John Meacham wrote:
This doesn't have to do with bound threads, [...]
I brought it up because the implementation you are proposing fullfills the most important feature provided by bound threads, namely to be able to access the thread local state of the "main" OS thread (the one that runs C main ()), only for nonconcurrent calls, but not concurrent calls. This gives people a reason to specify some calls as nonconcurrent, even when they are actually expected to block, and it is desirable for other threads to continue running. This creates an implementation-specific link between the concurrent/ nonconcurrent question and support for OS-thread-local-state. I would probably end up writing different code for different Haskell implemlementations in this situation. Note that some predictable way of interacting with OS threads (and OS- thread local state) is necessary in order to be able to use some libraries at all, so not using OS threads *at all* might not be a feasible method of implementing a general-purpose programming language (or at least, not a feasible implementation method for general purpose implementations of general purpose programming languages). The whole point of having bound threads is to NOT require a 1:1 correspondence between OS threads and Haskell threads but still be able to interact with libraries that use OS-thread-local-state. They allow implementers to use OS threads just for *some* threads (i.e. just where necessary), while still having full efficiency and freedom of implementation for the other ("non-bound") threads. There might be simpler schemes that can support libraries requiring OS-thread-local-state for the most common use cases, but there is a danger that it will interact with the concurrent/nonconcurrent issue in implementation-specific ways if we don't pay attention.

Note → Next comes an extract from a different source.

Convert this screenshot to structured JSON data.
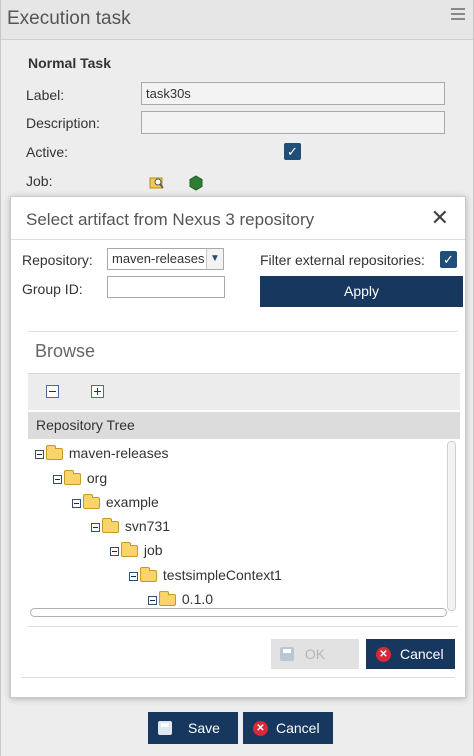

I object to the idea that concurrent calls are 'safer'. getting it wrong either way is a bug. it should fail in the most obvious way rather than the way that can remain hidden for a long time.
How can making a call "concurrent" rather than "nonconcurrent" ever be a bug?
in any case, blocking is a pretty well defined operation on operating systems, it is when the kernel can context switch you away waiting for a resource, which is the main use of concurrent calls. the ability to use them for long calculations in C is a sort of bonus, the actual main use is to ensure the progress guarentee,
I disagree with this. First, concurrent calls serve a real-world purpose for all interactive programs. GUI applications are soft realtime systems; if a GUI application stops processing events for more than 2 seconds (under regular system load), I consider it buggy. Second, although blocking is well-defined for kernel operations, the documented interface of most libraries does not include any guarantees on whether they will block the process or not; sometimes the difference might be entirely irrelevant; does it make a difference whether a drawing function in a library writes to video memory or sends an X request accross the network? Saying something "takesawhile" doesn't muddy things; it is a strictly weaker condition than whether something blocks. Calculations done by foreign calls are not a "bonus", but an important use case for concurrent calls. Think of a library call that causes a multimedia library to recompress an entire video file; estimated time required is between a few seconds and a day. In a multithreaded program, this call needs to be concurrent. It is true that the program will still terminate even if the call is nonconcurrent, but in the real world, termination will probably occur by the user choosing to "force quit" an application that is "not responding" (also known as sending SIGTERM or even SIGKILL). Reducing the issue to the question whether a function blocks or not is just plain wrong.
I'd actually prefer it if there were no default and it had to be specified in neutral language because I think this is one of those things I want FFI library writers to think about.
But as I have been saying, the decision that FFI library writers have to make, or rather the only decision that they *can* make, is the simple decision of "can I guarantee that this call will return to its caller (or reenter Haskell via a callback) before the rest of the program is negatively affected by a pause". If the function could block, the answer is a definite "no", otherwise the question is inherently fuzzy. Unfortunately, I don't see a way of avoiding this fuzziness. The question "can I provide a certain guarantee or not" could be answered with "no" by default to flatten the learning curve a bit. My objection against having "no default" is not very strong, but I do object to specifying this "in neutral language". This situation does not call for neutral language; rather, it has to be made clear that one of the options comes with a proof obligation and the other only with a performance penalty. Cheers, Wolfgang P.S.: I'm sticking to the concurrent/nonconcurrent terminology for now. What terminology is really best will depend on the outcome of this discussion.